A: LangSmith is an observability and evaluation platform for LLM applications built with LangChain or LangGraph. It captures traces (the full input/output chain of every LLM call, tool invocation, and chain step in a run), runs automated evaluations against your traces, manages prompt versions, and stores curated datasets for regression testing. It’s used primarily during development to debug agent behavior, and in production to monitor quality, detect regressions, and track performance over time.

Q: Is LangSmith only for LangChain?

A: LangSmith works best with LangChain and LangGraph, which emit traces automatically. For non-LangChain code, you can use the LangSmith SDK directly to wrap any function or LLM call and emit traces manually. In practice, if you’re using LangGraph for your agent orchestration layer (which we recommend), you get full tracing with zero extra code.

Q: How much does LangSmith cost?

A: LangSmith has a free tier that covers a meaningful number of traces per month — sufficient for development and small production workloads. Paid plans scale with trace volume. As of mid-2026, the Developer plan is free up to 5,000 traces/month. Check smith.langchain.com/pricing for current tiers, as pricing changes regularly.

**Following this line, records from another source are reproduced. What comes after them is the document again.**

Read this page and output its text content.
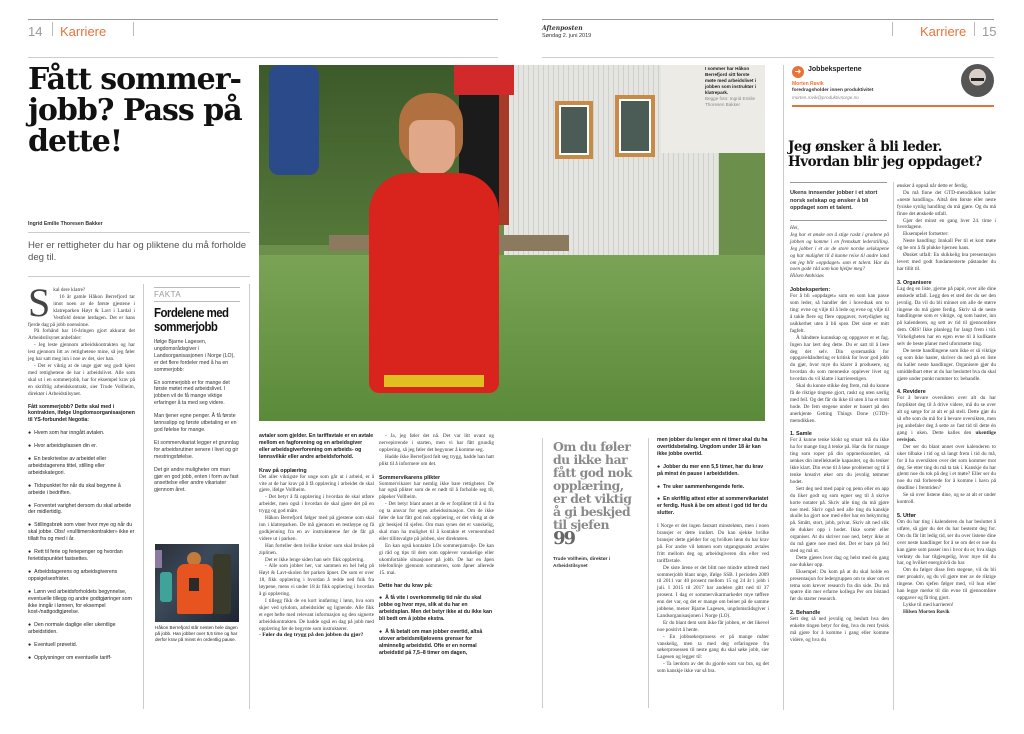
14 Karriere
Fått sommer-jobb? Pass på dette!
Ingrid Emilie Thoresen Bakker
Her er rettigheter du har og pliktene du må forholde deg til.
S kal dere klatre?

16 år gamle Håkon Berrefjord tar imot noen av de første gjestene i klatreparken Høyt & Lavt i Lardal i Vestfold denne lørdagen. Det er hans fjerde dag på jobb noensinne.

På forhånd har 16-åringen gjort akkurat det Arbeidstilsynet anbefaler:

- Jeg leste gjennom arbeidskontrakten og har lest gjennom litt av rettighetene mine, så jeg føler jeg har satt meg inn i noe av det, sier han.

- Det er viktig at de unge gjør seg godt kjent med rettighetene de har i arbeidslivet. Alle som skal ut i en sommerjobb, har for eksempel krav på en skriftlig arbeidskontrakt, sier Trude Vollheim, direktør i Arbeidstilsynet.

Fått sommerjobb? Dette skal med i kontrakten, ifølge Ungdomsorganisasjonen til YS-forbundet Negotia:
● Hvem som har inngått avtalen.
● Hvor arbeidsplassen din er.
● En beskrivelse av arbeidet eller arbeidstagerens tittel, stilling eller arbeidskategori.
● Tidspunktet for når du skal begynne å arbeide i bedriften.
● Forventet varighet dersom du skal arbeide der midlertidig.
● Stillingsbrøk som viser hvor mye og når du skal jobbe. Obs! «nulltimerskontrakter» ikke er tillatt fra og med i år.
● Rett til ferie og feriepenger og hvordan ferietidspunktet fastsettes.
● Arbeidstagerens og arbeidsgiverens oppsigelsesfrister.
● Lønn ved arbeidsforholdets begynnelse, eventuelle tillegg og andre godtgjøringer som ikke inngår i lønnen, for eksempel kost-/nattgodtgjørelse.
● Den normale daglige eller ukentlige arbeidstiden.
● Eventuell prøvetid.
● Opplysninger om eventuelle tariff-
FAKTA
Fordelene med sommerjobb
Ifølge Bjarne Lagesen, ungdomsrådsgiver i Landsorganisasjonen i Norge (LO), er det flere fordeler med å ha en sommerjobb:
En sommerjobb er for mange det første møtet med arbeidslivet. I jobben vil de få mange viktige erfaringer å ta med seg videre.
Man tjener egne penger. Å få første lønnsslipp og første utbetaling er en god følelse for mange.
Et sommervikariat legger et grunnlag for arbeidsrutiner senere i livet og gir mestringsfølelse.
Det gir andre muligheter om man gjør en god jobb, enten i form av fast ansettelse eller andre vikariater gjennom året.
Håkon Berrefjord står nesten hele dagen på jobb. Han jobber over 5,5 time og har derfor krav på minst én ordentlig pause.
I sommer har Håkon Berrefjord sitt første møte med arbeidslivet i jobben som instruktør i klatrepark.
Begge foto: Ingrid Emilie Thoresen Bakker
avtaler som gjelder. En tariffavtale er en avtale mellom en fagforening og en arbeidsgiver eller arbeidsgiverforening om arbeids- og lønnsvilkår eller andre arbeidsforhold.
Krav på opplæring

Det aller viktigste for unge som går ut i arbeid, er å vite at de har krav på å få opplæring i arbeidet de skal gjøre, ifølge Vollheim.

- Det betyr å få opplæring i hvordan de skal utføre arbeidet, men også i hvordan de skal gjøre det på en trygg og god måte.

Håkon Berrefjord følger med på gjestene som skal inn i klatreparken. De må gjennom en testløype og få godkjenning fra en av instruktørene før de får gå videre ut i parken.

Han forteller dem hvilke kroker som skal brukes på ziplinen.

Det er ikke lenge siden han selv fikk opplæring.

- Alle som jobber her, var sammen en hel helg på Høyt & Lavt-skolen før parken åpnet. De som er over 18, fikk opplæring i hvordan å redde ned folk fra løypene, mens vi under 18 år fikk opplæring i hvordan å gi opplæring.

I tillegg fikk de en kort innføring i lønn, hva som skjer ved sykdom, arbeidstider og lignende. Alle fikk et eget hefte med relevant informasjon og den signerte arbeidskontrakten. De hadde også en dag på jobb med opplæring før de begynte som instruktører.

- Føler du deg trygg på den jobben du gjør?

- Ja, jeg føler det nå. Det var litt uvant og nervepirrende i starten, men vi har fått grundig opplæring, så jeg føler det begynner å komme seg.

Hadde ikke Berrefjord følt seg trygg, hadde han hatt plikt til å informere om det.

Sommervikarens plikter

Sommervikarer har nemlig ikke bare rettigheter. De har også plikter som de er nødt til å forholde seg til, påpeker Vollheim.

- Det betyr blant annet at de er forpliktet til å si fra og ta ansvar for egen arbeidssituasjon. Om de ikke føler de har fått god nok opplæring, er det viktig at de gir beskjed til sjefen. Om man synes det er vanskelig, skal man ha mulighet til å kontakte et verneombud eller tillitsvalgte på jobben, sier direktøren.

En kan også kontakte LOs sommerpatrulje. De kan gi råd og tips til dem som opplever vanskelige eller ukomfortable situasjoner på jobb. De har en åpen telefonlinje gjennom sommeren, som åpner allerede 15. mai.

Dette har du krav på:
● Å få vite i overkommelig tid når du skal jobbe og hvor mye, slik at du har en arbeidsplan. Men det betyr ikke at du ikke kan bli bedt om å jobbe ekstra.
● Å få betalt om man jobber overtid, altså utover arbeidsmiljølovens grenser for alminnelig arbeidstid. Ofte er en normal arbeidstid på 7,5–8 timer om dagen,
Aftenposten
Søndag 2. juni 2019	Karriere 15
Om du føler du ikke har fått god nok opplæring, er det viktig å gi beskjed til sjefen
99
Trude Vollheim, direktør i Arbeidstilsynet
men jobber du lenger enn ni timer skal du ha overtidsbetaling. Ungdom under 18 år kan ikke jobbe overtid.
● Jobber du mer enn 5,5 timer, har du krav på minst én pause i arbeidstiden.
● Tre uker sammenhengende ferie.
● En skriftlig attest etter at sommervikariatet er ferdig. Husk å be om attest i god tid før du slutter.

I Norge er det ingen fastsatt minstelønn, men i noen bransjer er dette innført. Du kan sjekke hvilke bransjer dette gjelder for og hvilken lønn du har krav på. For andre vil lønnen som utgangspunkt avtales fritt mellom deg og arbeidsgiveren din eller ved tariffavtale.

De siste årene er det blitt noe mindre utbredt med sommerjobb blant unge, ifølge SSB. I perioden 2009 til 2011 var 40 prosent mellom 15 og 24 år i jobb i juli. I 2015 til 2017 har andelen gått ned til 37 prosent. I dag er sommervikarmarkedet mye tøffere enn det var, og det er mange om beinet på de samme jobbene, mener Bjarne Lagesen, ungdomsrådsgiver i Landsorganisasjonen i Norge (LO).

Er du blant dem som ikke får jobben, er det likevel noe positivt å hente.

- En jobbsøkerprosess er på mange måter vanskelig, men ta med deg erfaringene fra søkerprosessen til neste gang du skal søke jobb, sier Lagesen og legger til:

- Ta lærdom av det du gjorde som var bra, og det som kanskje ikke var så bra.

➜ Jobbekspertene
Morten Røvik
foredragsholder innen produktivitet
morten.rovik@produktivnorge.no
Jeg ønsker å bli leder. Hvordan blir jeg oppdaget?
Ukens innsender jobber i et stort norsk selskap og ønsker å bli oppdaget som et talent.

Hei,

Jeg har et ønske om å stige raskt i gradene på jobben og komme i en fremskutt lederstilling. Jeg jobber i et av de store norske selskapene og har mulighet til å kunne reise til andre land om jeg blir «oppdaget» som et talent. Har du noen gode råd som kan hjelpe meg?

Hilsen Ambisiøs

Jobbeksperten:

For å bli «oppdaget» som en som kan passe som leder, så handler det i hovedsak om to ting: evne og vilje til å lede og evne og vilje til å takle flere og flere oppgaver, tvetydighet og usikkerhet uten å bli sprø. Det siste er mitt fagfelt.

Å håndtere kunnskap og oppgaver er et fag. Ingen har lært deg dette. Du er satt til å lære deg det selv. Din systematikk for oppgavehåndtering er kritisk for hvor god jobb du gjør, hvor mye du klarer å produsere, og hvordan du som menneske opplever livet og hvordan du vil klatre i karrierestigen.

Skal du kunne stikke deg frem, må du kunne få de riktige tingene gjort, raskt og uten særlig med feil. Og det får du ikke til uten å ha et tomt hode. De fem stegene under er basert på den anerkjente Getting Things Done (GTD)-metodikken.

1. Samle

For å kunne tenke klokt og smart må du ikke ha for mange ting å tenke på. Har du for mange ting som roper på din oppmerksomhet, så senkes din intellektuelle kapasitet, og du tenker ikke klart. Din evne til å løse problemer og til å tenke kreativt øker om du jevnlig tømmer hodet.

Sett deg ned med papir og penn eller en app du liker godt og som egner seg til å skrive korte notater på. Skriv alle ting du må gjøre noe med. Skriv også ned alle ting du kanskje skulle ha gjort noe med eller har en bekymring på. Smått, stort, jobb, privat. Skriv alt ned slik de dukker opp i hodet. Ikke sortér eller organiser. At du skriver noe ned, betyr ikke at du må gjøre noe med det. Det er bare på feil sted og må ut.

Dette gjøres hver dag og helst med én gang noe dukker opp.

Eksempel: Du kom på at du skal holde en presentasjon for ledergruppen om to uker om et tema som krever research fra din side. Du må spørre din mer erfarne kollega Per om bistand før du starter research.

2. Behandle

Sett deg så ned jevnlig og beslutt hva den enkelte tingen betyr for deg, hva du rent fysisk må gjøre for å komme i gang eller komme videre, og hva du

ønsker å oppnå når dette er ferdig.

Du må finne det GTD-metodikken kaller «neste handling». Altså den første eller neste fysiske synlig handling du må gjøre. Og du må finne det ønskede utfall.

Gjør det minst en gang hver 24. time i hverdagene.

Eksempelet fortsetter:

Neste handling: Innkall Per til et kort møte og be om å få plukke hjernen hans.

Ønsket utfall: En skikkelig bra presentasjon levert med godt fundamenterte påstander du har tillit til.

3. Organisere

Lag deg en liste, gjerne på papir, over alle dine ønskede utfall. Legg den et sted der du ser den jevnlig. Da vil du bli minnet om alle de større tingene du må gjøre ferdig. Skriv så de neste handlingene som er viktige, og som haster, inn på kalenderen, og sett av tid til gjennomføre dem. OBS! Ikke planlegg for langt frem i tid. Virkeligheten har en egen evne til å kullkaste selv de beste planer med uforutsette ting.

De neste handlingene som ikke er så viktige og som ikke haster, skriver du ned på en liste du kaller neste handlinger. Organisere gjør du umiddelbart etter at du har besluttet hva du skal gjøre under punkt nummer to: behandle.

4. Revidere

For å bevare oversikten over alt du har forpliktet deg til å drive videre, må du se over alt og sørge for at alt er på stell. Dette gjør du så ofte som du må for å bevare oversikten, men jeg anbefaler deg å sette av fast tid til dette én gang i uken. Dette kalles den ukentlige revisjon.

Der ser du blant annet over kalenderen to uker tilbake i tid og så langt frem i tid du må, for å ha oversikten over det som kommer mot deg. Se etter ting du må ta tak i. Kanskje du har glemt noe du tok på deg i et møte? Eller ser du noe du må forberede for å komme i havn på deadline i fremtiden?

Se så over listene dine, og se at alt er under kontroll.

5. Utfør

Om du har ting i kalenderen du har besluttet å utføre, så gjør du det du har bestemt deg for. Om du får litt ledig tid, ser du over listene dine over neste handlinger for å se om det er noe du kan gjøre som passer inn i hvor du er, hva slags verktøy du har tilgjengelig, hvor mye tid du har, og hvilket energinivå du har.

Om du følger disse fem stegene, vil du bli mer proaktiv, og du vil gjøre mer av de riktige tingene. Om sjefen følger med, vil hun eller han legge merke til din evne til gjennomføre oppgaver og få ting gjort.

Lykke til med karrieren!

Hilsen Morten Røvik
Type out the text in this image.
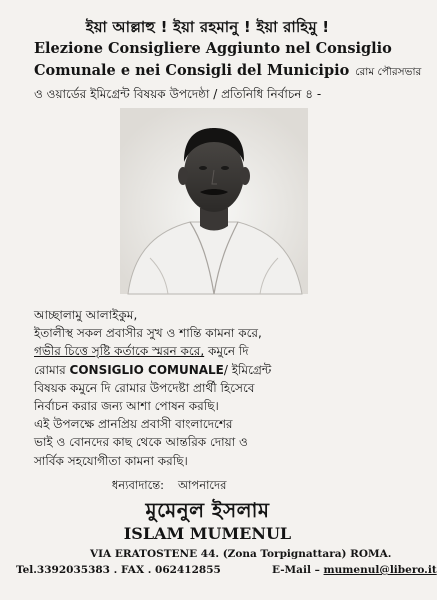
ইয়া আল্লাহু ! ইয়া রহমানু ! ইয়া রাহিমু !
Elezione Consigliere Aggiunto nel Consiglio
Comunale e nei Consigli del Municipio রোম পৌরসভার
ও ওয়ার্ডের ইমিগ্রেন্ট বিষয়ক উপদেষ্ঠা / প্রতিনিধি নির্বাচন ৪ -
আচ্ছালামু আলাইকুম,
ইতালীস্থ সকল প্রবাসীর সুখ ও শান্তি কামনা করে,
গভীর চিত্তে সৃষ্টি কর্তাকে স্মরন করে, কমুনে দি
রোমার CONSIGLIO COMUNALE/ ইমিগ্রেন্ট
বিষয়ক কমুনে দি রোমার উপদেষ্টা প্রার্থী হিসেবে
নির্বাচন করার জন্য আশা পোষন করছি।
এই উপলক্ষে প্রানপ্রিয় প্রবাসী বাংলাদেশের
ভাই ও বোনদের কাছ থেকে আন্তরিক দোয়া ও
সার্বিক সহযোগীতা কামনা করছি।
ধন্যবাদান্তে: আপনাদের
মুমেনুল ইসলাম
ISLAM MUMENUL
VIA ERATOSTENE 44. (Zona Torpignattara) ROMA.
Tel.3392035383 . FAX . 062412855	E-Mail – mumenul@libero.it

Q: What’s the difference between tracing and evaluation in LangSmith?

A: Tracing is passive observation — it records what happened during a run. Evaluation is active assessment — it scores whether what happened was correct. You need tracing to do useful evaluation (your trace gives you the inputs and outputs to score), but tracing alone doesn’t tell you whether the output was good. Both are necessary for a production-ready agent system.

Q: Can I use LangSmith for agents not built with LangChain?

A: Yes, though with more manual instrumentation. The LangSmith Python SDK lets you use the @traceable decorator or the RunTree API to wrap any Python function and emit traces. You lose the automatic span hierarchy that LangChain provides, but you can still get meaningful trace data. For agents built with non-LangChain frameworks (Llamaindex, custom, etc.), this is the practical approach.